Halil Falyalı cinayetinde eldiven detayı! ‘Satın alan kişi…’
Halil Falyalı'nın cinayetine ilişkin olarak bazı detaylar da ortaya çıkmaya devam ediyor. Sözcü yazarı Saygı Öztürk, olay yerinde bir eldiven bulunduğunu açıkladı.
Organize suç örgütü liderliğinden hüküm giyen Sedat Peker'in videolarındaki iddialarla gündeme gelen ve geçtiğimiz hafta silahlı saldırıda öldürülen Halil Falyalı'nın cinayetine ilişkin olarak bazı detaylar da ortaya çıkmaya devam ediyor. Sözcü yazarı Saygı Öztürk, olay yerinde bir eldiven bulunduğunu, eldiveni mağazadan satın alan kişinin de güvenlik kameralarından tespit edildiğini yazdı.
Öztürk yazısında, "Olay bölgesinde yere atılmış bir çift, markalı eldiven bulundu. Belki ilk anda bir anlam ifade etmeyebilir ama, polis için önemli bir suç kanıtıydı. Zaten polislik de orada başlıyor. Bu eldivenden yola çıkıp bazı kişilere ulaşmanın mümkün olabileceği düşünüldü. Polis sabahı bile beklemedi. Uluslararası üne sahip marka ve aynı isimle Girne'de bulunan mağaza üzerinden yola çıktı. Belki de ilk kez kullanılan ve sonra atılan bu eldiveni kim almıştı. Mağaza görevlisi alıcıyı hatırladı. Ayrıca kamera kayıtlarının incelenmesi sonucu bu kişinin eldiven aldığı da belgelendi. İşte, düğüm çözülmeye başlanmıştı. Önce Batmanlı Ömer Tunç yakalandı. Cinayet akşamı nerede, kiminle olduğu araştırılırken, Mustafa Söylemez adına ulaşıldı. Söylemez, cinayet sabahında uçakla Türkiye'ye dönmüştü. Onun yakalanması ve sorgulanması için KKTC polisi, KKTC'de görevli Türkiye'nin Emniyet Müşaviri ve İrtibat görevlisi aracılığıyla Mustafa Söylemez'in yakalanmasını istedi." ifadesini kullandı.
Saygı Öztürk, devamında şunları kaydetti:
"Bu arada cinayette kullanılan Kalaşnikof silahlar ve tabanca aranıyordu. Anlaşılıyor ki silahlarda parmak izi bırakmamak için eldivenler kullanılmıştı.“Söylemez Kardeşler” adı ilk çıktığı günlerde, örgütün başında bir doktor bulunduğunun belirlenmesi şaşkınlık yaratmıştı. Onları Ankara'da yargılayan 9'uncu Ağır Ceza Mahkemesi Başkanı Nihat Varol bana şunları söyledi:
“Söylemezler grubu 1999 yılında ilk cezayı, başkanı olduğum mahkemeden almıştı. Hatta avukatları askeri okulda aynı dönemde okuduğumuz, sonradan hukuk fakültesini bitirip hakim olan, emekliye ayrıldıktan sonra avukatlık yapmaya başlayan bir dostumdu.
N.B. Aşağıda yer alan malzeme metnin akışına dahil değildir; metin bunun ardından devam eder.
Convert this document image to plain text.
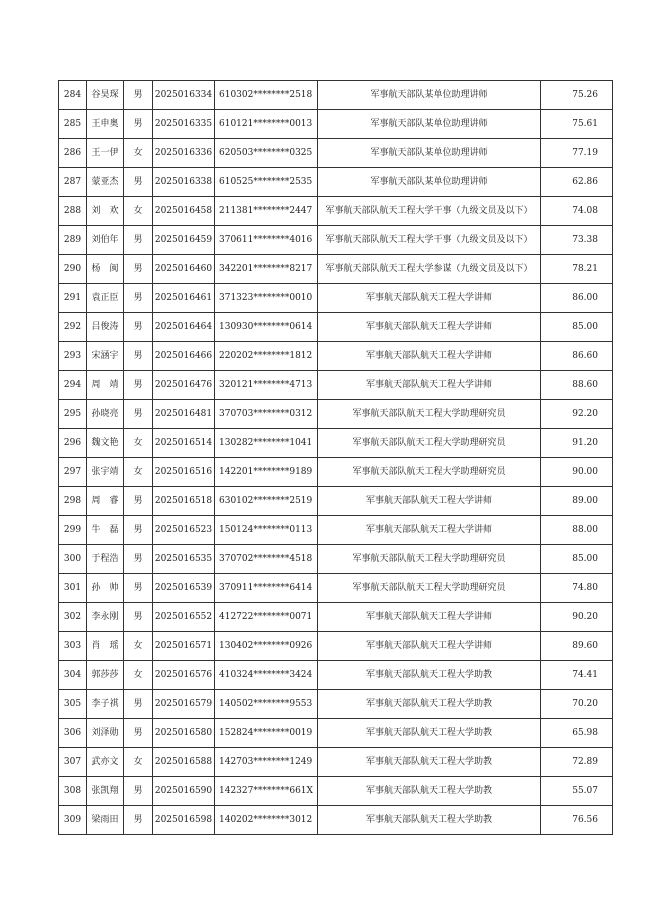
284	谷昊琛	男	2025016334	610302********2518	军事航天部队某单位助理讲师	75.26
285	王申奥	男	2025016335	610121********0013	军事航天部队某单位助理讲师	75.61
286	王一伊	女	2025016336	620503********0325	军事航天部队某单位助理讲师	77.19
287	蒙亚杰	男	2025016338	610525********2535	军事航天部队某单位助理讲师	62.86
288	刘　欢	女	2025016458	211381********2447	军事航天部队航天工程大学干事（九级文员及以下）	74.08
289	刘伯年	男	2025016459	370611********4016	军事航天部队航天工程大学干事（九级文员及以下）	73.38
290	杨　闽	男	2025016460	342201********8217	军事航天部队航天工程大学参谋（九级文员及以下）	78.21
291	袁正臣	男	2025016461	371323********0010	军事航天部队航天工程大学讲师	86.00
292	吕俊涛	男	2025016464	130930********0614	军事航天部队航天工程大学讲师	85.00
293	宋涵宇	男	2025016466	220202********1812	军事航天部队航天工程大学讲师	86.60
294	周　靖	男	2025016476	320121********4713	军事航天部队航天工程大学讲师	88.60
295	孙晓亮	男	2025016481	370703********0312	军事航天部队航天工程大学助理研究员	92.20
296	魏文艳	女	2025016514	130282********1041	军事航天部队航天工程大学助理研究员	91.20
297	张宇靖	女	2025016516	142201********9189	军事航天部队航天工程大学助理研究员	90.00
298	周　睿	男	2025016518	630102********2519	军事航天部队航天工程大学讲师	89.00
299	牛　磊	男	2025016523	150124********0113	军事航天部队航天工程大学讲师	88.00
300	于程浩	男	2025016535	370702********4518	军事航天部队航天工程大学助理研究员	85.00
301	孙　帅	男	2025016539	370911********6414	军事航天部队航天工程大学助理研究员	74.80
302	李永刚	男	2025016552	412722********0071	军事航天部队航天工程大学讲师	90.20
303	肖　瑶	女	2025016571	130402********0926	军事航天部队航天工程大学讲师	89.60
304	郭莎莎	女	2025016576	410324********3424	军事航天部队航天工程大学助教	74.41
305	李子祺	男	2025016579	140502********9553	军事航天部队航天工程大学助教	70.20
306	刘泽勋	男	2025016580	152824********0019	军事航天部队航天工程大学助教	65.98
307	武亦文	女	2025016588	142703********1249	军事航天部队航天工程大学助教	72.89
308	张凯翔	男	2025016590	142327********661X	军事航天部队航天工程大学助教	55.07
309	梁雨田	男	2025016598	140202********3012	军事航天部队航天工程大学助教	76.56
Beni, Hakimler Kurulu'na bile şikayet etmişti. Devletin derinliklerine kadar uzanan ilişkileri var. Baş edebilmek galiba mümkün değil. Organize suç örgütlerinin önde gelenlerinin bir çoğu şu anda siyasilerin kankası ve serbest. Bazılarına Devlet koruma çakarlı araç ve koruma tahsis etmedi mi?”
Bunları Sedat Peker açıklamasa “Söylentidir” deyip gelip geçecektik. Koruma verilen de, koruma veren de bunu doğrulamalı. Cinayetle bağlantılı olduğu gerekçesiyle Türkiye ve KKTC'de yakalananlarla ilgili çalışmalarda sona gelindi. Hiçbir cinayetin karanlıkta kalmaması gerekiyor… Çocuklarını ekranda gördüğümde açıkçası içim parçalandı."